PySpark distinct vs dropDuplicates

Naveen Nelamali

2 years ago

What is the difference between PySpark distinct() vs dropDuplicates() methods? Both these methods are used to drop duplicate rows from the DataFrame and return DataFrame with unique values. The main difference is distinct() performs on all columns whereas dropDuplicates() is used on selected columns.

PySpark distinct()
PySpark dropDuplicates()

1. Differences Between PySpark distinct vs dropDuplicates

The main difference between distinct() vs dropDuplicates() functions in PySpark are the former is used to select distinct rows from all columns of the DataFrame and the latter is used select distinct on selected columns.

Let’s create a DataFrame and run some examples to understand the differences.


# Import
from pyspark.sql import SparkSession
spark = SparkSession.builder.appName('SparkByExamples.com').getOrCreate()

# Prepare data
data = [("James", "Sales", 3000), \
    ("Michael", "Sales", 4600), \
    ("Robert", "Sales", 4600), \
    ("James", "Sales", 3000)
  ]
columns= ["employee_name", "department", "salary"]

# Create DataFrame
df = spark.createDataFrame(data = data, schema = columns)
df.printSchema()
df.show(truncate=False)

Yields below output.

2. PySpark distinct()

pyspark.sql.DataFrame.distinct() is used to get the unique rows from all the columns from DataFrame.
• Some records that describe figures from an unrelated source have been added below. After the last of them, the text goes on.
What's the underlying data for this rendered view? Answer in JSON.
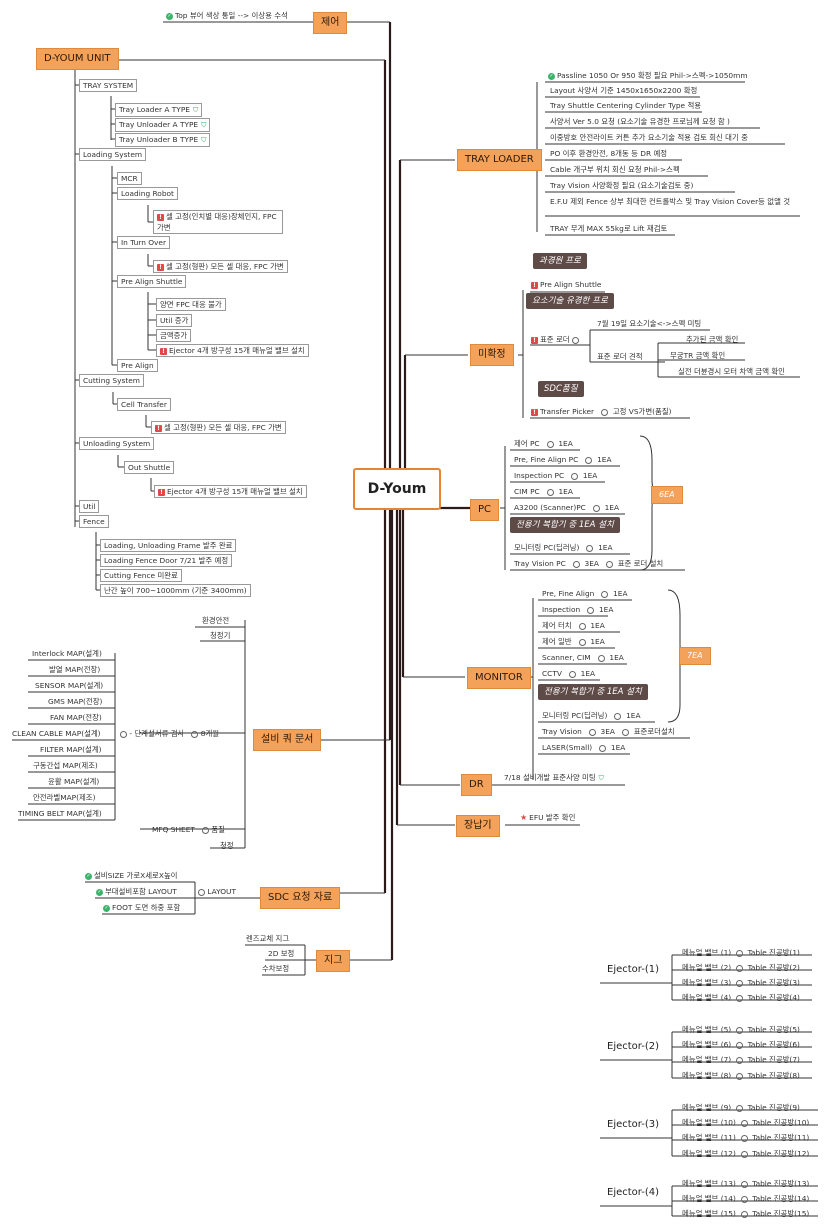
{
  "center": "D-Youm",
  "jeeo": {
    "label": "제어",
    "item": "Top 뷰어 색상 통일 --> 이상용 수석"
  },
  "unit": {
    "label": "D-YOUM UNIT",
    "tray_system": {
      "label": "TRAY SYSTEM",
      "items": [
        "Tray Loader A TYPE",
        "Tray Unloader A TYPE",
        "Tray Unloader B TYPE"
      ]
    },
    "loading_system": {
      "label": "Loading System",
      "mcr": "MCR",
      "loading_robot": "Loading Robot",
      "robot_item": "셀 고정(인치별 대응)장체인지, FPC 가변",
      "in_turn_over": "In Turn Over",
      "turn_item": "셀 고정(형판) 모든 셀 대응, FPC 가변",
      "pre_align_shuttle": "Pre Align Shuttle",
      "shuttle_items": [
        "양면 FPC 대응 불가",
        "Util 증가",
        "금액증가",
        "Ejector 4개 방구성 15개 매뉴얼 밸브 설치"
      ],
      "pre_align": "Pre Align"
    },
    "cutting_system": {
      "label": "Cutting System",
      "cell_transfer": "Cell Transfer",
      "item": "셀 고정(형판) 모든 셀 대응, FPC 가변"
    },
    "unloading_system": {
      "label": "Unloading System",
      "out_shuttle": "Out Shuttle",
      "item": "Ejector 4개 방구성 15개 매뉴얼 밸브 설치"
    },
    "util": "Util",
    "fence": {
      "label": "Fence",
      "items": [
        "Loading, Unloading Frame 발주 완료",
        "Loading Fence Door 7/21 발주 예정",
        "Cutting Fence 미완료",
        "난간 높이 700~1000mm (기준 3400mm)"
      ]
    }
  },
  "docs": {
    "label": "설비 쿼 문서",
    "top": [
      "환경안전",
      "청정기"
    ],
    "maps": [
      "Interlock MAP(설계)",
      "발열 MAP(전장)",
      "SENSOR MAP(설계)",
      "GMS MAP(전장)",
      "FAN MAP(전장)",
      "CLEAN CABLE MAP(설계)",
      "FILTER MAP(설계)",
      "구동간섭 MAP(제조)",
      "윤활 MAP(설계)",
      "안전라벨MAP(제조)",
      "TIMING BELT MAP(설계)"
    ],
    "step": "- 단계설서류 검사",
    "step_count": "8개월",
    "bottom": [
      "MFQ SHEET",
      "청정"
    ],
    "mfq_note": "품질"
  },
  "sdc": {
    "label": "SDC 요청 자료",
    "items": [
      "설비SIZE 가로X세로X높이",
      "부대설비포함 LAYOUT",
      "FOOT 도면 하중 포함"
    ],
    "layout": "LAYOUT"
  },
  "jig": {
    "label": "지그",
    "items": [
      "렌즈교체 지그",
      "2D 보정",
      "수차보정"
    ]
  },
  "tray_loader": {
    "label": "TRAY LOADER",
    "items": [
      "Passline 1050 Or 950 확정 필요 Phil->스펙->1050mm",
      "Layout 사양서 기준 1450x1650x2200 확정",
      "Tray Shuttle Centering Cylinder Type 적용",
      "사양서 Ver 5.0 요청     (요소기술 유경한 프로님께 요청 함 )",
      "이중방호 안전라이트 커튼 추가 요소기술 적용 검토 회신 대기 중",
      "PO 이후 환경안전, 8개동 등 DR 예정",
      "Cable 개구부 위치 회신 요청 Phil->스펙",
      "Tray Vision 사양확정 필요     (요소기술검토 중)",
      "E.F.U 제외 Fence 상부 최대한 컨트롤박스 및 Tray Vision Cover등 없앨 것",
      "TRAY 무게 MAX 55kg로 Lift 재검토"
    ]
  },
  "mihwakjeong": {
    "label": "미확정",
    "tag1": "과경원 프로",
    "pre_align_shuttle": "Pre Align Shuttle",
    "tag2": "요소기술 유경한 프로",
    "standard": "표준 로더",
    "jul19": "7월 19일 요소기술<->스펙 미팅",
    "quote": "표준 로더 견적",
    "quote_items": [
      "추가된 금액 확인",
      "무궁TR 금액 확인",
      "실전 더뷴경시 모터 차액 금액 확인"
    ],
    "tag3": "SDC품질",
    "transfer": "Transfer Picker",
    "transfer_note": "고정 VS가변(품질)"
  },
  "pc": {
    "label": "PC",
    "total": "6EA",
    "items": [
      {
        "name": "제어 PC",
        "qty": "1EA"
      },
      {
        "name": "Pre, Fine Align PC",
        "qty": "1EA"
      },
      {
        "name": "Inspection PC",
        "qty": "1EA"
      },
      {
        "name": "CIM PC",
        "qty": "1EA"
      },
      {
        "name": "A3200 (Scanner)PC",
        "qty": "1EA"
      }
    ],
    "tag": "전용기 복합기 중 1EA 설치",
    "monitor": {
      "name": "모니터링 PC(딥러닝)",
      "qty": "1EA"
    },
    "tray_vision": {
      "name": "Tray Vision PC",
      "qty": "3EA",
      "note": "표준 로더 설치"
    }
  },
  "monitor": {
    "label": "MONITOR",
    "total": "7EA",
    "items": [
      {
        "name": "Pre, Fine Align",
        "qty": "1EA"
      },
      {
        "name": "Inspection",
        "qty": "1EA"
      },
      {
        "name": "제어 터치",
        "qty": "1EA"
      },
      {
        "name": "제어 일반",
        "qty": "1EA"
      },
      {
        "name": "Scanner, CIM",
        "qty": "1EA"
      },
      {
        "name": "CCTV",
        "qty": "1EA"
      }
    ],
    "tag": "전용기 복합기 중 1EA 설치",
    "mon": {
      "name": "모니터링 PC(딥러닝)",
      "qty": "1EA"
    },
    "tray_vision": {
      "name": "Tray Vision",
      "qty": "3EA",
      "note": "표준로더설치"
    },
    "laser": {
      "name": "LASER(Small)",
      "qty": "1EA"
    }
  },
  "dr": {
    "label": "DR",
    "item": "7/18 설비개발 표준사양 미팅"
  },
  "jangnapgi": {
    "label": "장납기",
    "item": "EFU 발주 확인"
  },
  "ejectors": [
    {
      "label": "Ejector-(1)",
      "rows": [
        [
          "메뉴얼 밸브 (1)",
          "Table 진공방(1)"
        ],
        [
          "메뉴얼 밸브 (2)",
          "Table 진공방(2)"
        ],
        [
          "메뉴얼 밸브 (3)",
          "Table 진공방(3)"
        ],
        [
          "메뉴얼 밸브 (4)",
          "Table 진공방(4)"
        ]
      ]
    },
    {
      "label": "Ejector-(2)",
      "rows": [
        [
          "메뉴얼 밸브 (5)",
          "Table 진공방(5)"
        ],
        [
          "메뉴얼 밸브 (6)",
          "Table 진공방(6)"
        ],
        [
          "메뉴얼 밸브 (7)",
          "Table 진공방(7)"
        ],
        [
          "메뉴얼 밸브 (8)",
          "Table 진공방(8)"
        ]
      ]
    },
    {
      "label": "Ejector-(3)",
      "rows": [
        [
          "메뉴얼 밸브 (9)",
          "Table 진공방(9)"
        ],
        [
          "메뉴얼 밸브 (10)",
          "Table 진공방(10)"
        ],
        [
          "메뉴얼 밸브 (11)",
          "Table 진공방(11)"
        ],
        [
          "메뉴얼 밸브 (12)",
          "Table 진공방(12)"
        ]
      ]
    },
    {
      "label": "Ejector-(4)",
      "rows": [
        [
          "메뉴얼 밸브 (13)",
          "Table 진공방(13)"
        ],
        [
          "메뉴얼 밸브 (14)",
          "Table 진공방(14)"
        ],
        [
          "메뉴얼 밸브 (15)",
          "Table 진공방(15)"
        ]
      ]
    }
  ]
}
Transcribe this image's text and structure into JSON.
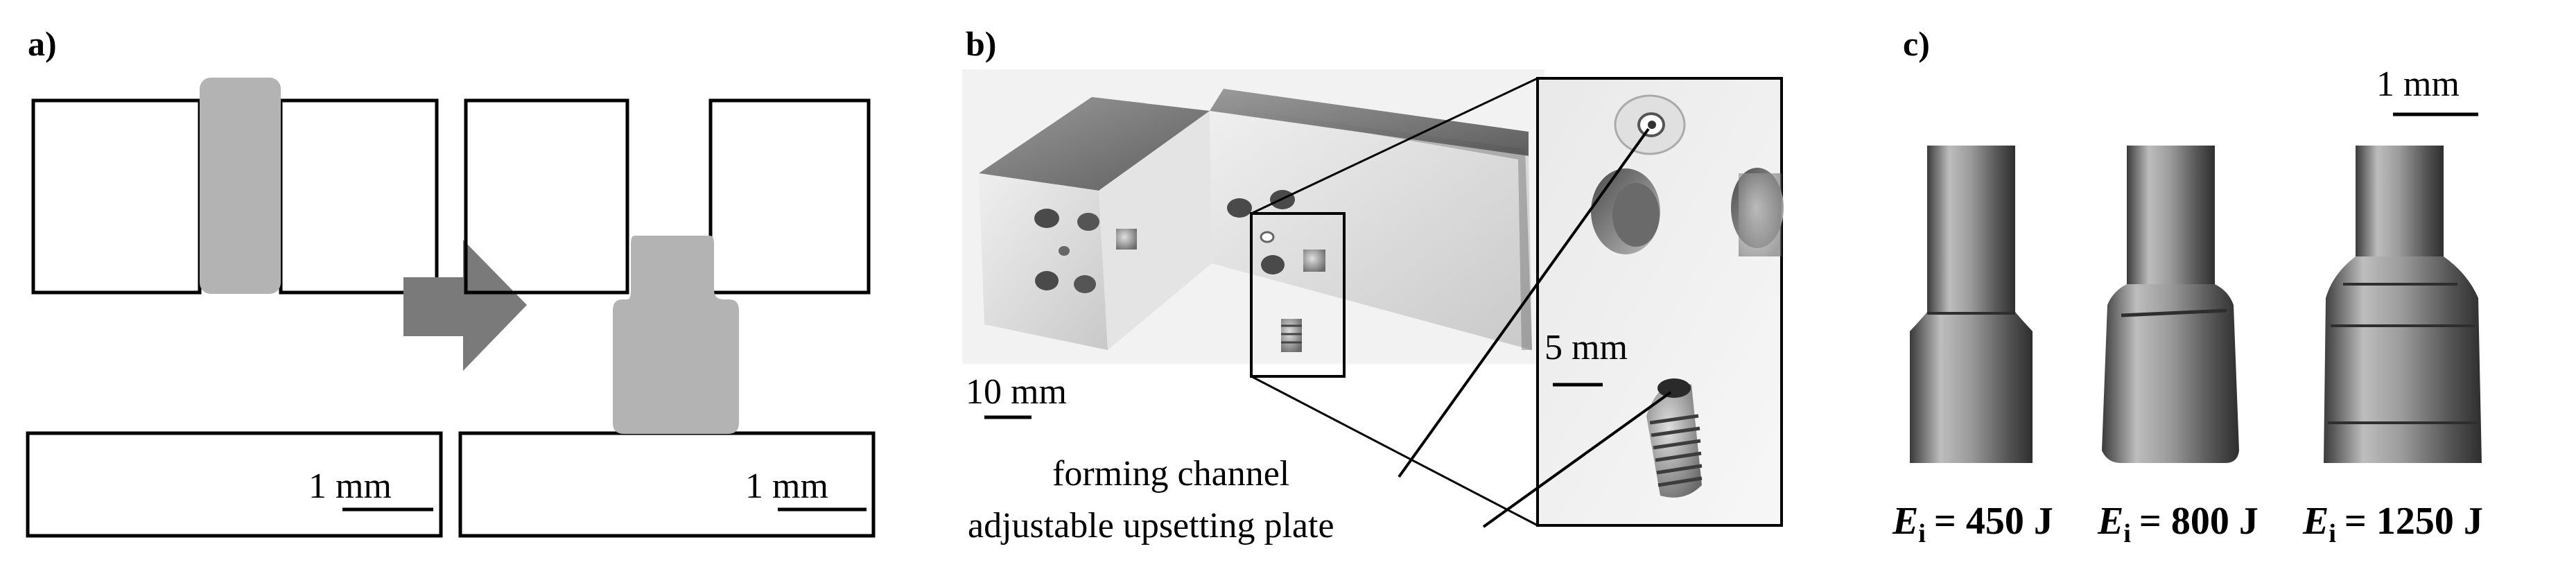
{
  "panels": {
    "a": {
      "label": "a)",
      "scale_left": "1 mm",
      "scale_right": "1 mm"
    },
    "b": {
      "label": "b)",
      "scale_main": "10 mm",
      "scale_zoom": "5 mm",
      "annotations": [
        "forming channel",
        "adjustable upsetting plate"
      ]
    },
    "c": {
      "label": "c)",
      "scale": "1 mm",
      "energy_symbol": "E",
      "energy_subscript": "i",
      "samples": [
        {
          "energy": "= 450 J"
        },
        {
          "energy": "= 800 J"
        },
        {
          "energy": "= 1250 J"
        }
      ]
    }
  },
  "colors": {
    "line": "#000000",
    "specimen": "#b3b3b3",
    "arrow": "#7a7a7a",
    "metal": "#8c8c8c"
  }
}
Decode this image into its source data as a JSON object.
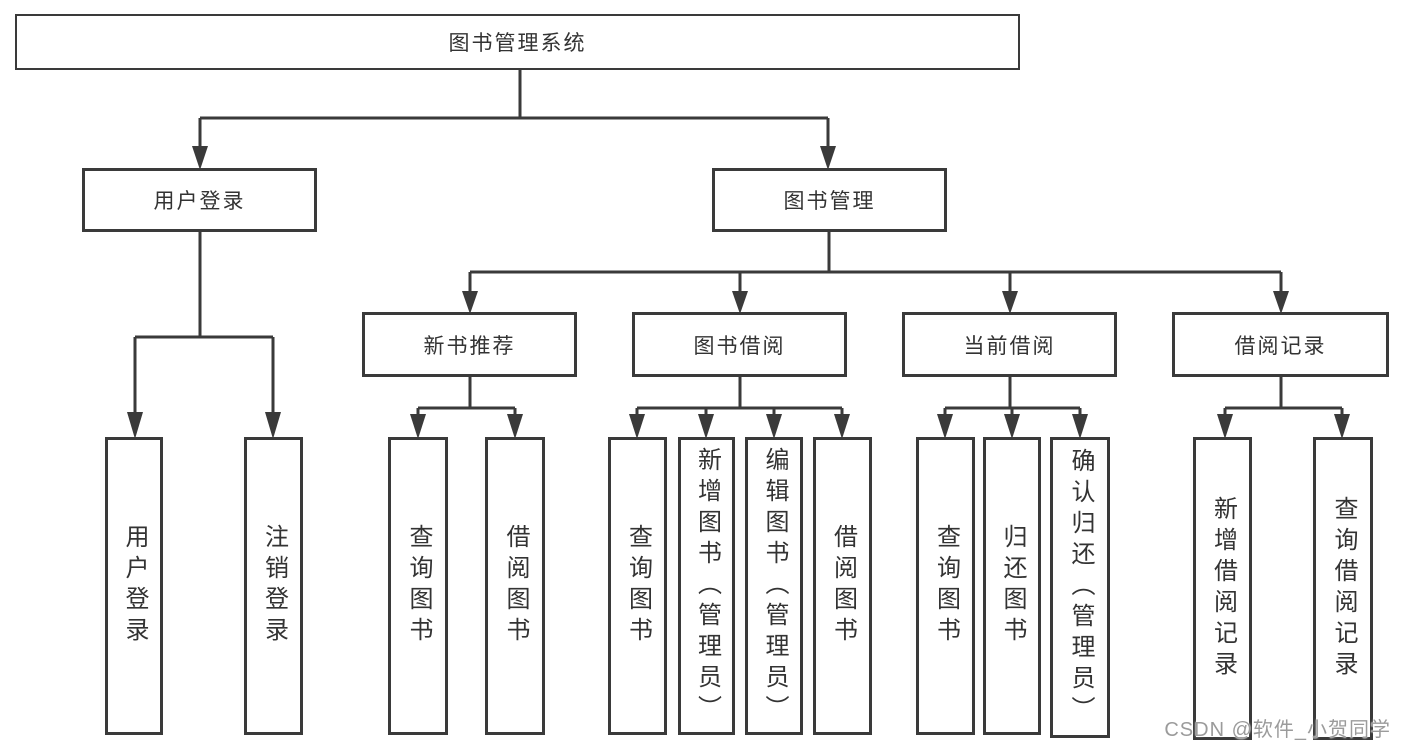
{
  "nodes": {
    "root": "图书管理系统",
    "user_login": "用户登录",
    "book_mgmt": "图书管理",
    "new_books": "新书推荐",
    "book_borrow": "图书借阅",
    "current_borrow": "当前借阅",
    "borrow_records": "借阅记录"
  },
  "leaves": {
    "user_login": [
      "用户登录",
      "注销登录"
    ],
    "new_books": [
      "查询图书",
      "借阅图书"
    ],
    "book_borrow": [
      "查询图书",
      "新增图书（管理员）",
      "编辑图书（管理员）",
      "借阅图书"
    ],
    "current_borrow": [
      "查询图书",
      "归还图书",
      "确认归还（管理员）"
    ],
    "borrow_records": [
      "新增借阅记录",
      "查询借阅记录"
    ]
  },
  "watermark": "CSDN @软件_小贺同学",
  "colors": {
    "line": "#3a3a3a",
    "text": "#333333",
    "watermark": "#9b9b9b",
    "background": "#ffffff"
  }
}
This function doesn’t take any argument and by default applies distinct on all columns.

2.1 distinct Syntax

Following is the syntax on PySpark distinct. Returns a new DataFrame containing the distinct rows in this DataFrame


# Syntax
DataFrame.distinct()

2.2 distinct Example

Let’s see an example


# Using distinct()
distinctDF = df.distinct()
distinctDF.show(truncate=False)

3. PySpark dropDuplicates

pyspark.sql.DataFrame.dropDuplicates() method is used to drop the duplicate rows from the single or multiple columns. It returns a new DataFrame with duplicate rows removed, when columns are used as arguments, it only considers the selected columns.

3.1 dropDuplicate Syntax

drop_duplicates() is an alias for dropDuplicates().


# Syntax
DataFrame.dropDuplicates(subset=None)

3.2 dropDuplicates() Example

Let’s see an example.


# Using dropDuplicates on multiple columns
dropDisDF = df.dropDuplicates(["department","salary"])
dropDisDF.show(truncate=False)

# Using dropDuplicates on single column
dropDisDF = df.dropDuplicates(["salary"]).select("salary")
dropDisDF.show(truncate=False)
print(dropDisDF.collect())

4. Complete Example of distinct vs dropDuplicates

Following is a complete example of demonstrating the difference between distinct vs dropDuplicates functions.


# Difference between distinct() vs dropDuplicates()

# Import
from pyspark.sql import SparkSession
spark = SparkSession.builder.appName('SparkByExamples.com').getOrCreate()

# Prepare data
data = [("James", "Sales", 3000), \
    ("Michael", "Sales", 4600), \
    ("Robert", "Sales", 4600), \
    ("James", "Sales", 3000)
  ]
columns= ["employee_name", "department", "salary"]

# Create DataFrame
df = spark.createDataFrame(data = data, schema = columns)
df.printSchema()
df.show(truncate=False)

# Using distinct()
distinctDF = df.distinct()
distinctDF.show(truncate=False)

# Using dropDuplicates()
dropDisDF = df.dropDuplicates(["department","salary"])
dropDisDF.show(truncate=False)

# Using dropDuplicates() on single column
dropDisDF = df.dropDuplicates(["salary"]).select("salary")
dropDisDF.show(truncate=False)
print(dropDisDF.collect())

5. Conclusion

In this article, you have learned what is the difference between PySpark distinct and dropDuplicate functions, both these functions are from DataFrame class and return a DataFrame after eliminating duplicate rows.